A color line scan camera equipped with a manual focus Nikon f/2.8105 mm macro lens was used to capture images of the running track during testing. A sequence of line scans taken at high frequency while the disc is rotating was stitched together to create a complete 2D photograph of the entire disc circumference. The line scan camera and macro lens combination have a 10 μm sensor pixel size and an optical magnification of 0.5, with the spatial resolution being 20 μm/px. Horizontal field of view (FOV) was set at 800 pixels wide, allowing the captured images to include just the running track and exclude extraneous data. During testing it was found capturing 12000 line scans per image provided overlap, just in case a region of interest lay at the edge of the image, giving a total image size of 9.6 megapixels.

Once captured, the data was recorded using a frame grabber card connected using CameraLink cables. Post-processing of the data was carried out using XCAP image processing software developed by EPIX32.

Importance of Light

Due to the extremely short line capture times, it proved necessary for the running surface of the rail twin-disc samples to be brightly illuminated. To provide sufficient lighting, a Chromasens Corona II LED line light was integrated with the optical monitoring system. The Chromasens light source delivers up to 500,000 lux of illuminance onto the sample running track at the required 95mm operating distance imposed by machine construction and guarding restrictions. It is controlled by a Chromasens XLC4 control unit that communicates with the optical monitoring computer via an ethernet cable and is programmed using Chromasens XLC4 Commander software.

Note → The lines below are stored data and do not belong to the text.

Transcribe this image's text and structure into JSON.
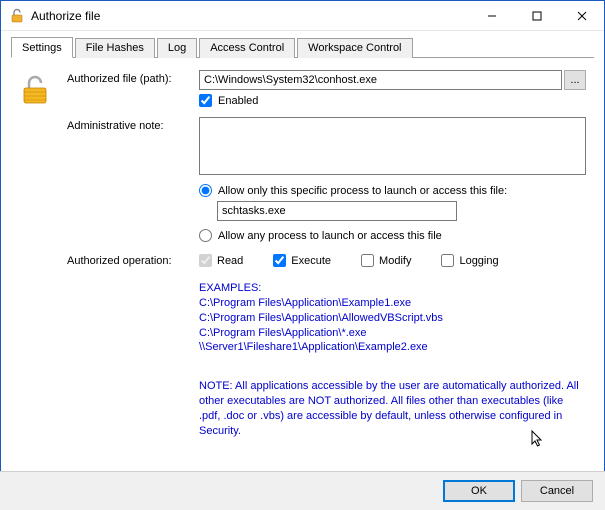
{
  "title": "Authorize file",
  "tabs": {
    "t0": "Settings",
    "t1": "File Hashes",
    "t2": "Log",
    "t3": "Access Control",
    "t4": "Workspace Control"
  },
  "labels": {
    "path": "Authorized file (path):",
    "enabled": "Enabled",
    "note": "Administrative note:",
    "radio_specific": "Allow only this specific process to launch or access this file:",
    "radio_any": "Allow any process to launch or access this file",
    "ops": "Authorized operation:",
    "op_read": "Read",
    "op_exec": "Execute",
    "op_mod": "Modify",
    "op_log": "Logging"
  },
  "values": {
    "path": "C:\\Windows\\System32\\conhost.exe",
    "process": "schtasks.exe",
    "admin_note": ""
  },
  "examples": {
    "hdr": "EXAMPLES:",
    "l1": "C:\\Program Files\\Application\\Example1.exe",
    "l2": "C:\\Program Files\\Application\\AllowedVBScript.vbs",
    "l3": "C:\\Program Files\\Application\\*.exe",
    "l4": "\\\\Server1\\Fileshare1\\Application\\Example2.exe"
  },
  "note_text": "NOTE: All applications accessible by the user are automatically authorized. All other executables are NOT authorized. All files other than executables (like .pdf, .doc or .vbs) are accessible by default, unless otherwise configured in Security.",
  "buttons": {
    "ok": "OK",
    "cancel": "Cancel",
    "browse": "..."
  }
}
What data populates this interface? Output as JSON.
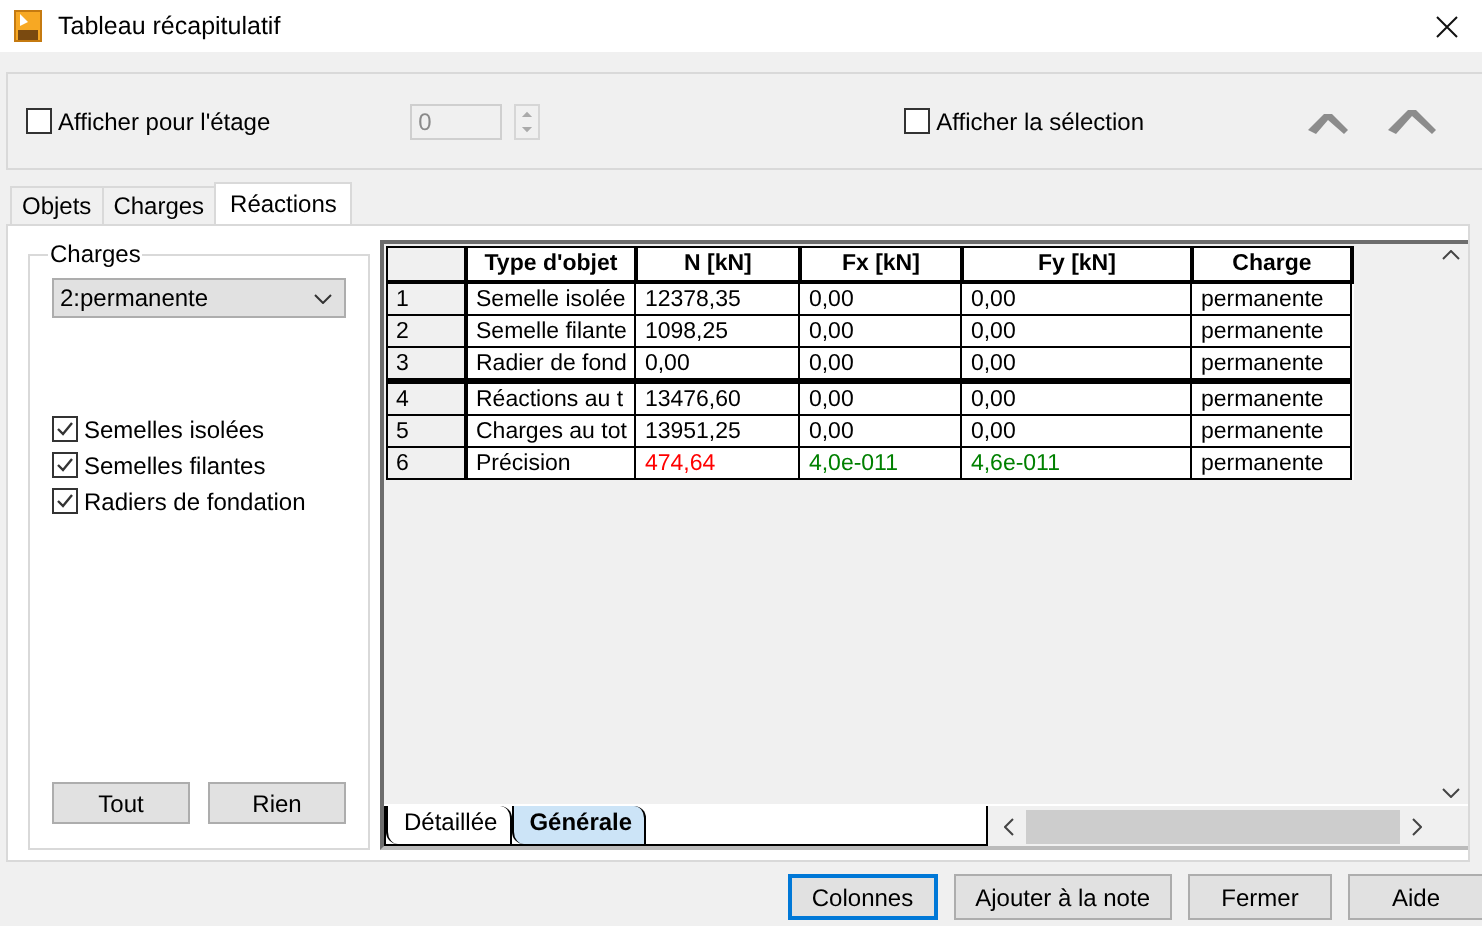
{
  "window": {
    "title": "Tableau récapitulatif"
  },
  "floor_filter": {
    "label": "Afficher pour l'étage",
    "checked": false,
    "value": "0",
    "disabled": true
  },
  "show_selection": {
    "label": "Afficher la sélection",
    "checked": false
  },
  "tabs": [
    {
      "label": "Objets",
      "selected": false
    },
    {
      "label": "Charges",
      "selected": false
    },
    {
      "label": "Réactions",
      "selected": true
    }
  ],
  "charges": {
    "legend": "Charges",
    "dropdown": "2:permanente",
    "options": [
      {
        "label": "Semelles isolées",
        "checked": true
      },
      {
        "label": "Semelles filantes",
        "checked": true
      },
      {
        "label": "Radiers de fondation",
        "checked": true
      }
    ],
    "buttons": [
      "Tout",
      "Rien"
    ]
  },
  "table": {
    "columns": [
      "Type d'objet",
      "N [kN]",
      "Fx [kN]",
      "Fy [kN]",
      "Charge"
    ],
    "rows": [
      {
        "number": "1",
        "separator_above": false,
        "cells": [
          {
            "text": "Semelle isolée"
          },
          {
            "text": "12378,35"
          },
          {
            "text": "0,00"
          },
          {
            "text": "0,00"
          },
          {
            "text": "permanente"
          }
        ]
      },
      {
        "number": "2",
        "separator_above": false,
        "cells": [
          {
            "text": "Semelle filante"
          },
          {
            "text": "1098,25"
          },
          {
            "text": "0,00"
          },
          {
            "text": "0,00"
          },
          {
            "text": "permanente"
          }
        ]
      },
      {
        "number": "3",
        "separator_above": false,
        "cells": [
          {
            "text": "Radier de fond"
          },
          {
            "text": "0,00"
          },
          {
            "text": "0,00"
          },
          {
            "text": "0,00"
          },
          {
            "text": "permanente"
          }
        ]
      },
      {
        "number": "4",
        "separator_above": true,
        "cells": [
          {
            "text": "Réactions au t"
          },
          {
            "text": "13476,60"
          },
          {
            "text": "0,00"
          },
          {
            "text": "0,00"
          },
          {
            "text": "permanente"
          }
        ]
      },
      {
        "number": "5",
        "separator_above": false,
        "cells": [
          {
            "text": "Charges au tot"
          },
          {
            "text": "13951,25"
          },
          {
            "text": "0,00"
          },
          {
            "text": "0,00"
          },
          {
            "text": "permanente"
          }
        ]
      },
      {
        "number": "6",
        "separator_above": false,
        "cells": [
          {
            "text": "Précision"
          },
          {
            "text": "474,64",
            "color": "#ff0000"
          },
          {
            "text": "4,0e-011",
            "color": "#008000"
          },
          {
            "text": "4,6e-011",
            "color": "#008000"
          },
          {
            "text": "permanente"
          }
        ]
      }
    ]
  },
  "sheet_tabs": [
    {
      "label": "Détaillée",
      "selected": false
    },
    {
      "label": "Générale",
      "selected": true
    }
  ],
  "buttons": [
    {
      "label": "Colonnes",
      "default": true
    },
    {
      "label": "Ajouter à la note",
      "default": false
    },
    {
      "label": "Fermer",
      "default": false
    },
    {
      "label": "Aide",
      "default": false
    }
  ]
}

The position of the Chromasens LED line light in the module is easily changed, permitting the light source to provide either brightfield or darkfield illumination. Brightfield illumination involves the LED line light positioned so that the main reflected light path from the sample runs directly into the line scan camera. For darkfield illumination, the line scan camera is instead positioned to receive light that is reflected from any defects on the surface.

Promising Results

Results showed the system can clearly record the development of wear flakes from the point at which the flakes first visibly initiate and later when they stabilize in size to be observed. Analysis of the images obtained showed a correlation between the observed wear flakes and mass loss wear results, indicating the potential for this system to quantify wear behavior without the need to interrupt the test.

After an RCF crack was identified by the system it was shown possible to track the crack’s development throughout the test. Data acquired demonstrated the potential for identifying RCF crack initiation sites at a much earlier stage than previously possible with established techniques such as eddy current detection.

Application of the optical system is not confined to rail-wheel material investigation and has potential use in a range of tribological testing. In its immediate future the optical system will provide much greater insight than previously thought possible to the origin of rail surface damage, as well as the behavior of products such as flange lubricants or top of rail friction modifiers commonly used to improve wheel/rail interaction and fuel economy.